Les forces armées dominicaines comprennent donc trois composantes principales : l’armée de terre, la marine et les forces aériennes. Chacune contribue à la protection du territoire national et à la surveillance des espaces relevant de la souveraineté dominicaine.
Une force aérienne marquée par une longue évolution
Reformée comme force indépendante en 1948, après une première création dans les années 1930, mais sous la houlette des forces terrestres, la FAD bénéficia de l’attention du dictateur dominicain Trujillo.
Celui-ci lui attribua des moyens financiers importants, permettant notamment d’en faire la première force aérienne des Caraïbes à disposer de chasseurs à réaction.
À la mort de Trujillo, la situation se dégrada lentement, et la FAD ne disposa bientôt plus que d’appareils à hélice dépassés.
Les violations répétées de l’espace aérien national par les MiG cubains permirent cependant au pays d’acquérir un escadron de A-37B dans les années 1980.
Actuellement, la République Dominicaine ne dispose plus d’appareils à réaction.
Sa force de frappe se compose de Super Tucano de fabrication brésilienne, assistés par des hélicoptères et quelques avions légers.
Le projet de modernisation de l’aviation militaire
Afin de parvenir à la modernisation de son aviation, le gouvernement explore les marchés internationaux depuis près de deux ans.
En octobre 2022, le ministre de la Défense, le lieutenant-général Carlos Luciano Díaz Morfa, et le commandant général de l’armée de l’air, le général de division Carlos Febrillet Rodríguez, ont visité plusieurs pays à la recherche d’options d’achat.
À la suite de la visite du général Febrillet Rodriguez en Corée du Sud, où il a rencontré le haut commandement militaire de ce pays, ainsi qu’avec des dirigeants d’entreprises aéronautiques et financières, l’option du FA-50 semble avoir été retenue comme prioritaire à ce jour.
Si l’achat d’avions à la compagnie coréenne est réalisé, le nouvel avion s’ajouterait aux 28 avions déjà acquis par la Force Aérienne Dominicaine au cours des deux dernières années.
Pour l’instant, aucun budget n’a encore été divulgué, ni le nombre d’aéronefs souhaités.
Une décision pourrait être prise avant la fin de l’année.
Toutefois, le Parlement devra donner son aval pour une telle acquisition, qui comprendra également une refonte en profondeur des infrastructures au sol.

Le cadre juridique des acquisitions militaires
Les acquisitions d’avions par les FARD sont soutenues par le décret 46-24, qui permet aux Forces armées et à la Police nationale d’effectuer des achats directs d’avions, de véhicules de combat, d’armes de tous types, de drones, ainsi que d’équipements maritimes et d’autres fournitures, sans processus d’appel d’offres public.
Ce cadre concerne donc plusieurs catégories de matériels : les aéronefs, les véhicules de combat, les armes, les drones et les équipements maritimes.
La procédure ne dispense toutefois pas de l’autorisation parlementaire prévue pour une acquisition d’une telle importance.
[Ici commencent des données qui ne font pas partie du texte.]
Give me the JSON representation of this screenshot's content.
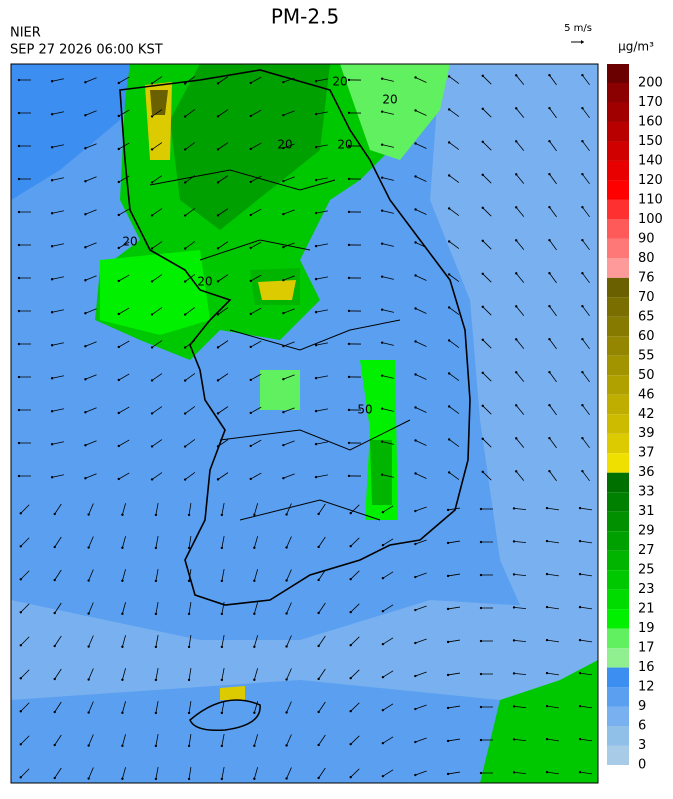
{
  "header": {
    "source": "NIER",
    "datetime": "SEP 27 2026 06:00 KST",
    "title": "PM-2.5",
    "wind_scale": "5 m/s"
  },
  "colorbar": {
    "unit": "µg/m³",
    "labels": [
      "200",
      "170",
      "160",
      "150",
      "140",
      "120",
      "110",
      "100",
      "90",
      "80",
      "76",
      "70",
      "65",
      "60",
      "55",
      "50",
      "46",
      "42",
      "39",
      "37",
      "36",
      "33",
      "31",
      "29",
      "27",
      "25",
      "23",
      "21",
      "19",
      "17",
      "16",
      "12",
      "9",
      "6",
      "3",
      "0"
    ],
    "colors": [
      "#6b0000",
      "#8b0000",
      "#a00000",
      "#b80000",
      "#d00000",
      "#e80000",
      "#ff0000",
      "#ff3030",
      "#ff5a5a",
      "#ff7878",
      "#ff9a9a",
      "#6b6000",
      "#7a6e00",
      "#877a00",
      "#948600",
      "#a29300",
      "#b0a000",
      "#bfae00",
      "#cdbb00",
      "#dccb00",
      "#f0e000",
      "#007000",
      "#008000",
      "#009000",
      "#00a000",
      "#00b400",
      "#00c800",
      "#00dc00",
      "#00f000",
      "#60f060",
      "#90f090",
      "#3c8ef0",
      "#5a9ff0",
      "#78b0f0",
      "#90c0e8",
      "#a8cce8"
    ]
  },
  "map": {
    "contour_labels": [
      "20",
      "20",
      "20",
      "20",
      "20",
      "20",
      "50"
    ]
  }
}
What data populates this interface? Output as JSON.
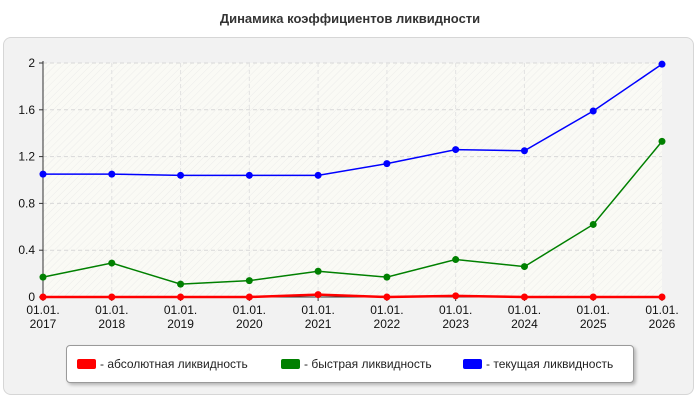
{
  "title": "Динамика коэффициентов ликвидности",
  "chart_data": {
    "type": "line",
    "title": "Динамика коэффициентов ликвидности",
    "xlabel": "",
    "ylabel": "",
    "categories": [
      [
        "01.01.",
        "2017"
      ],
      [
        "01.01.",
        "2018"
      ],
      [
        "01.01.",
        "2019"
      ],
      [
        "01.01.",
        "2020"
      ],
      [
        "01.01.",
        "2021"
      ],
      [
        "01.01.",
        "2022"
      ],
      [
        "01.01.",
        "2023"
      ],
      [
        "01.01.",
        "2024"
      ],
      [
        "01.01.",
        "2025"
      ],
      [
        "01.01.",
        "2026"
      ]
    ],
    "ylim": [
      0,
      2
    ],
    "yticks": [
      "0",
      "0.4",
      "0.8",
      "1.2",
      "1.6",
      "2"
    ],
    "grid": true,
    "legend_position": "bottom",
    "series": [
      {
        "name": "- абсолютная ликвидность",
        "color": "#ff0000",
        "values": [
          0.0,
          0.0,
          0.0,
          0.0,
          0.02,
          0.0,
          0.01,
          0.0,
          0.0,
          0.0
        ]
      },
      {
        "name": "- быстрая ликвидность",
        "color": "#008000",
        "values": [
          0.17,
          0.29,
          0.11,
          0.14,
          0.22,
          0.17,
          0.32,
          0.26,
          0.62,
          1.33
        ]
      },
      {
        "name": "- текущая ликвидность",
        "color": "#0000ff",
        "values": [
          1.05,
          1.05,
          1.04,
          1.04,
          1.04,
          1.14,
          1.26,
          1.25,
          1.59,
          1.99
        ]
      }
    ]
  }
}
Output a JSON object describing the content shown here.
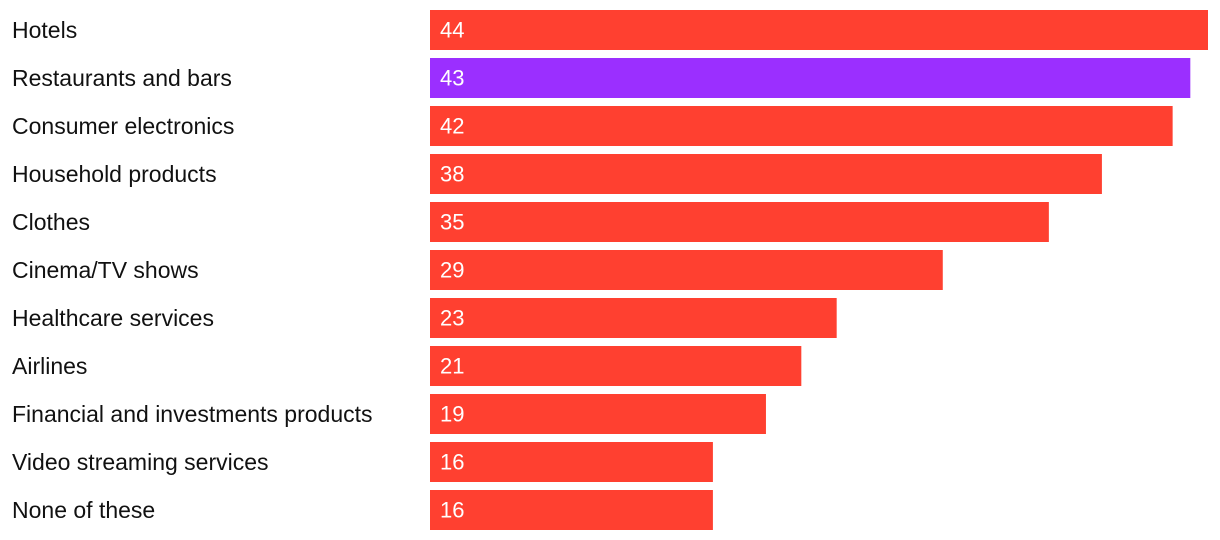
{
  "chart_data": {
    "type": "bar",
    "orientation": "horizontal",
    "title": "",
    "xlabel": "",
    "ylabel": "",
    "xlim": [
      0,
      44
    ],
    "grid": false,
    "categories": [
      "Hotels",
      "Restaurants and bars",
      "Consumer electronics",
      "Household products",
      "Clothes",
      "Cinema/TV shows",
      "Healthcare services",
      "Airlines",
      "Financial and investments products",
      "Video streaming services",
      "None of these"
    ],
    "values": [
      44,
      43,
      42,
      38,
      35,
      29,
      23,
      21,
      19,
      16,
      16
    ],
    "highlight_index": 1,
    "colors": {
      "bar": "#ff4030",
      "highlight": "#9b2fff",
      "value_label": "#ffffff",
      "category_label": "#111111"
    }
  }
}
Le KAI T-50 et le FA-50 « Golden Eagle »
Le T-50 est un appareil d’école non armé, alors que le modèle FA-50 dispose d’un radar de tir israélien Elta EL/M2032, mais fabriqué sous licence en Corée du Sud par Lignex.
Le T-50 « Golden Eagle » est largement dérivé du Lockheed Martin F-16 « Fighting Falcon » et dispose de nombreuses similitudes.
Les ingénieurs de KAI se sont largement inspirés de la production sous licence des F-16 pour la ROKAF.
La gamme T-50 dispose par contre d’une avionique entièrement coréenne, mais couplée à un certain nombre d’éléments d’origine américaine comme le GPS fourni par Honeywell.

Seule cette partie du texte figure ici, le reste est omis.